Traveling in the online era

The first time I came to England, my mother made reservations by post to let a small flat in Kensington. There were letters, back and forth, on onion skin paper, sent in airmail envelopes with blue and red dashes at the edges and lots of postage. She also sent letters to people there she knew, letting them know we were coming and arranging visits and tea.

Today, I decided that since I was early for my train from Midhurst to London, I’d have time to go to the British Library this afternoon. I paid for my train ticket by sliding my credit card into a machine, a card that does not charge a foreign transaction fee and has a chip so British machines can read it (we don’t have Contactless yet in America, as I explained to a Bus 60 driver). I got on the train, took out my laptop. I prepared to tether my Pixel so I could get a connection, but it wasn’t necessary – free wifi took a minute to connect. I went to the British Library website, logged in with my credentials, discovered that the book I want could be ready in 70 minutes, and made a request to see it today in Humanities Room 1.

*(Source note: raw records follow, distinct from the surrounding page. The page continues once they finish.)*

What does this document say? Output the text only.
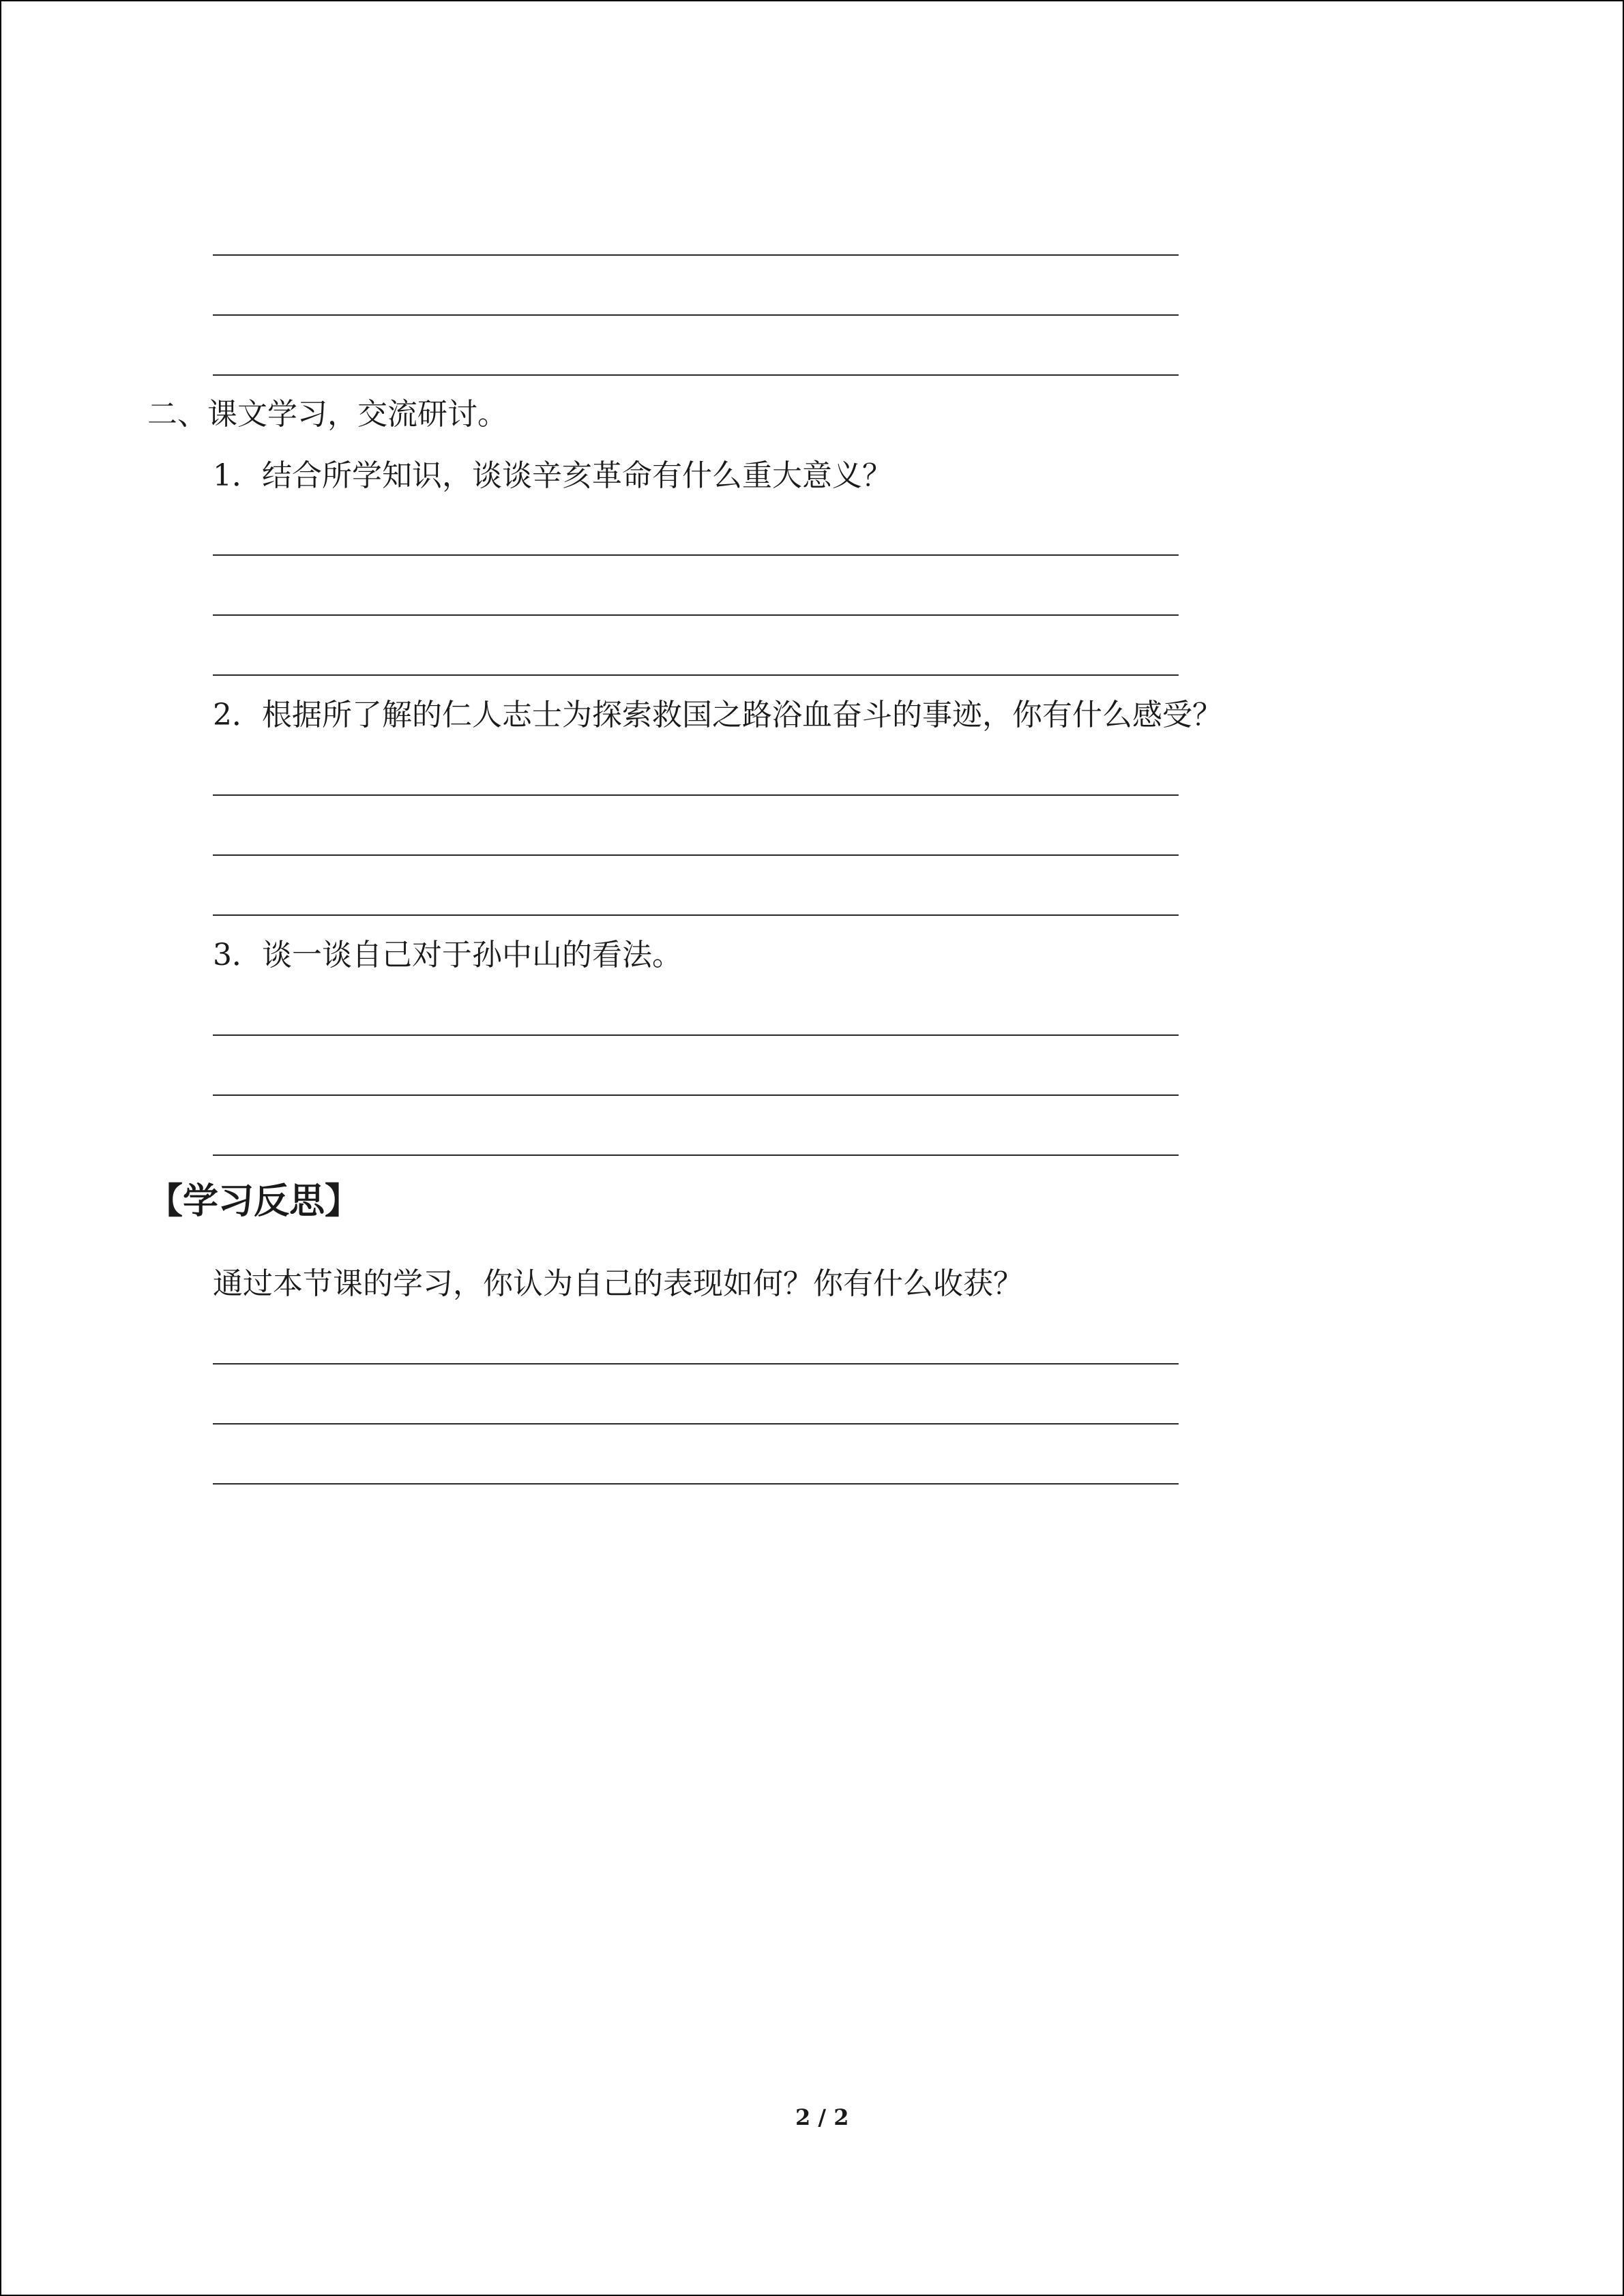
二、课文学习，交流研讨。
1．结合所学知识，谈谈辛亥革命有什么重大意义？
2．根据所了解的仁人志士为探索救国之路浴血奋斗的事迹，你有什么感受？
3．谈一谈自己对于孙中山的看法。
【学习反思】
通过本节课的学习，你认为自己的表现如何？你有什么收获？
2 / 2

I then texted my wonderful friend Jane using my international phone pass. Jane is teaching in London, and we arranged for dinner and late museum tonight.

I interrupt this story for a 20 minute lecture by HG Wells on how communication patterns are bringing the world together in 1931:

And throughout history with the development of roads and more efficient writing, with money as a means of commerce, the development of shipping also, you find the signs of communities increasing. And in the last hundred and fifty years there has been an enormous development in the facilities with which men can get at man. We have passed from the semaphore to the electric telegraph and the wireless. We have passed from the stage coach on the muddy high road to the aeroplane and the swift steamer.

And now we have passed into a world where communication is so fast that I can type a blog post about communication while on a train, put HG Wells himself in it, and have it public in minutes. (I can also ask that readers not be surprised by his voice – contemporaries noted it as “squeaky”, and I have decided — with help from my colleague Simon in Midhurst — that Wells’ speaking voice was not the source of his extraordinary appeal.)